This thought process arose from something I am only slightly ashamed to admit. Last week I had a large container of leftover baked mostaccioli. When I initially took these leftovers home from my mom’s house, I must have been aching for a food coma at work, because I packed that container so full that the lid had trouble closing. Rather than separate the food into two servings, I just microwaved the whole container two days in a row.
After this, the shame set in. My stomach felt fine both days, but I wondered: Was it technically unsafe for me to have reheated the same leftovers twice?
I know that taking some of the pasta out of the plastic container and heating up a single portion on a plate would have been a better move, but it was Monday and I just didn’t give a damn. My eyes must have been bigger than my stomach, because I ended up only eating half of the leftovers; I didn’t want the other half to go to waste, so in true “I don’t give a damn” spirit, I took the rest of the already reheated leftovers and placed them right back in the refrigerator.
“After each reheating, leftovers will be safe in the fridge for an additional three to four days,” the USDA advises. “Because the quality decreases each time food is reheated, it is best to reheat only the amount needed.”
While the quality might decrease with multiple reheatings, it likely takes more than two for the quality to diminish enough to notice it, at least depending on the type of food you microwave. The pasta leftovers I ate tasted perfectly fine both days, with no detectable difference in the first reheat and the second reheat.

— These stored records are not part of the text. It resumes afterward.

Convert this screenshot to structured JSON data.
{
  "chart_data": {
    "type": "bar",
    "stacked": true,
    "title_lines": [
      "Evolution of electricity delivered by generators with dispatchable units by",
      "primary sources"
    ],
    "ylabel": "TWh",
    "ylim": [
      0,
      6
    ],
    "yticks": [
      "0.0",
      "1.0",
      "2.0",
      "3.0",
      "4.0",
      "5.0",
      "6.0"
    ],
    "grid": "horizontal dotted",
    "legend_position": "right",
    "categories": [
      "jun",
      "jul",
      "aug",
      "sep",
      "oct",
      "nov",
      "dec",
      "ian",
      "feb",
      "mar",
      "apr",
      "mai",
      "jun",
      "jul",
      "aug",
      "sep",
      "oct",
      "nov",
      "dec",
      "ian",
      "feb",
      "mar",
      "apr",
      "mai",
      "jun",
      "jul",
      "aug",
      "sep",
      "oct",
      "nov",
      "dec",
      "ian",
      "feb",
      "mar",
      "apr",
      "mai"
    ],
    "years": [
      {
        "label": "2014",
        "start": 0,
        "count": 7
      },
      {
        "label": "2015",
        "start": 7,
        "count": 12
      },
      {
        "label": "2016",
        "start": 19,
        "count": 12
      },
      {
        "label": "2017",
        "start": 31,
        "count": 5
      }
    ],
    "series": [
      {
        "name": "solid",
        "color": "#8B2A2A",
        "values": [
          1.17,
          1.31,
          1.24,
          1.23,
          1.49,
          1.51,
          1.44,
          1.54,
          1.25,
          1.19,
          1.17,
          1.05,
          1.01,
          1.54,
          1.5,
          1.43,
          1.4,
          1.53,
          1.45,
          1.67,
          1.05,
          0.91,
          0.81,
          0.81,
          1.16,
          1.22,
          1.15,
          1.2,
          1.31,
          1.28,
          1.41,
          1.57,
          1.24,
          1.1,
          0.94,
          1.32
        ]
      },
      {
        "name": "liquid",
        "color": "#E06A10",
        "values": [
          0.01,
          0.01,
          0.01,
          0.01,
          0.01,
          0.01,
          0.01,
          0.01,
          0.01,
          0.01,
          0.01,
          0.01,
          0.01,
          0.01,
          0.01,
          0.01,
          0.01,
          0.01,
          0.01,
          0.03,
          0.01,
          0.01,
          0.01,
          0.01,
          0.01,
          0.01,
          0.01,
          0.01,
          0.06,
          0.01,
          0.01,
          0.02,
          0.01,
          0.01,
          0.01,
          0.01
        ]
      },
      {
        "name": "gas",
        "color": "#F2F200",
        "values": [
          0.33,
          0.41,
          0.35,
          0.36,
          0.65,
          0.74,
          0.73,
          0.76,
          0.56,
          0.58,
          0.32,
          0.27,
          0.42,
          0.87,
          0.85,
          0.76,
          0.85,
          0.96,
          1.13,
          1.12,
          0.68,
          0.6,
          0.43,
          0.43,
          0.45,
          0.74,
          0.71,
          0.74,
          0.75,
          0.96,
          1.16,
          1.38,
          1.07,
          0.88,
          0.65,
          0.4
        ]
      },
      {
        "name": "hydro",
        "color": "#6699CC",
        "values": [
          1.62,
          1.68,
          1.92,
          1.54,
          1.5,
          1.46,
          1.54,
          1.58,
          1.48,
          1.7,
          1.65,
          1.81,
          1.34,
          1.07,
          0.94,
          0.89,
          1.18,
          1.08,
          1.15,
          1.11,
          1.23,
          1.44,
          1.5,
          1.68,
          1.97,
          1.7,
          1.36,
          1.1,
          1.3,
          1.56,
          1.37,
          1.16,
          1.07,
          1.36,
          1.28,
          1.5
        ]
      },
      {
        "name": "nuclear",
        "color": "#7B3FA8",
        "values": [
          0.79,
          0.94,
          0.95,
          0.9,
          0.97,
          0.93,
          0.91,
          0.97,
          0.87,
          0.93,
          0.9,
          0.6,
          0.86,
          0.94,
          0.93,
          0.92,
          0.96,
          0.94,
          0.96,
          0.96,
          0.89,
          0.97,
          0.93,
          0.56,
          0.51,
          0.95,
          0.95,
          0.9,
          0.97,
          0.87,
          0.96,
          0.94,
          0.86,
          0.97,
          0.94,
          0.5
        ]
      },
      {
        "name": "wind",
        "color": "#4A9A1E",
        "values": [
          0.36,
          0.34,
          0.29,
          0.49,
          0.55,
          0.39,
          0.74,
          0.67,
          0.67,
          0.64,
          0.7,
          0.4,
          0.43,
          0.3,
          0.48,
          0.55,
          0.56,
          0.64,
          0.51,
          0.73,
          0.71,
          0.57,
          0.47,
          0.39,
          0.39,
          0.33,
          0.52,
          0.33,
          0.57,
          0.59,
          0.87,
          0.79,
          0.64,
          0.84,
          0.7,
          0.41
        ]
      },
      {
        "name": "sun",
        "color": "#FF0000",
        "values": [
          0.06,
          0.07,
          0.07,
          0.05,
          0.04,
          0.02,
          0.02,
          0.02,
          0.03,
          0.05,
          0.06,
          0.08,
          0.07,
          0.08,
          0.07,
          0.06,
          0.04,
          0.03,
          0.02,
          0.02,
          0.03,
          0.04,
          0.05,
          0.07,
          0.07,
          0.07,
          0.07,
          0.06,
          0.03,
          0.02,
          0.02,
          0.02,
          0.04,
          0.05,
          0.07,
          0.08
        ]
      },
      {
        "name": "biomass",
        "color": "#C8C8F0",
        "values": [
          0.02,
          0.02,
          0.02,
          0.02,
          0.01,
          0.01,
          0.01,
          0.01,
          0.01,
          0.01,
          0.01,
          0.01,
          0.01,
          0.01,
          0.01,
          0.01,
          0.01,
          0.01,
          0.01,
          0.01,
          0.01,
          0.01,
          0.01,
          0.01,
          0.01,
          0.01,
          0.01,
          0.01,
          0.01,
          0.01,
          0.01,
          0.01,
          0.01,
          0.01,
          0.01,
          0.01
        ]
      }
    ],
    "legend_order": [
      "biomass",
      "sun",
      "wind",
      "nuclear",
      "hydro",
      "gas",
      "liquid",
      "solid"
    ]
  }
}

The BBC’s Good Food magazine advises against reheating the same leftovers more than once, as it can increase the risk for food poisoning. When food is cooled too slowly or not reheated thoroughly, it can breed harmful bacteria. While that’s true of any food, regardless of whether they’re leftovers or not, intermittently stirring food around as you reheat it can help ensure it’s heated throughout.
This is a good excuse for a quick refresher on the “Danger Zone” rule of food safety. As the USDA explains, food should not be held at a temperature between 40-140 degrees Fahrenheit (the danger zone) for more than two hours. If you plan on keeping cooked food out on the counter for that long, make sure it stays hot, above 140 degrees. Otherwise, get it down to below 40 degrees by refrigerating or freezing it. And as the USDA emphasizes, keep leftovers for a few extra days, maximum.
Technically, the limit does not exist in terms of reheating the same food more than once, but you do run the risk of diminished food quality each time you pop something in the microwave—and if you don’t handle the food properly between reheatings, you risk food poisoning. I can’t say I won’t ever reheat my leftovers multiple times again, but the possibility of bacteria growth will make me think twice about it. It’s much easier to transfer each portion to a plate than spend time worrying about temperature control.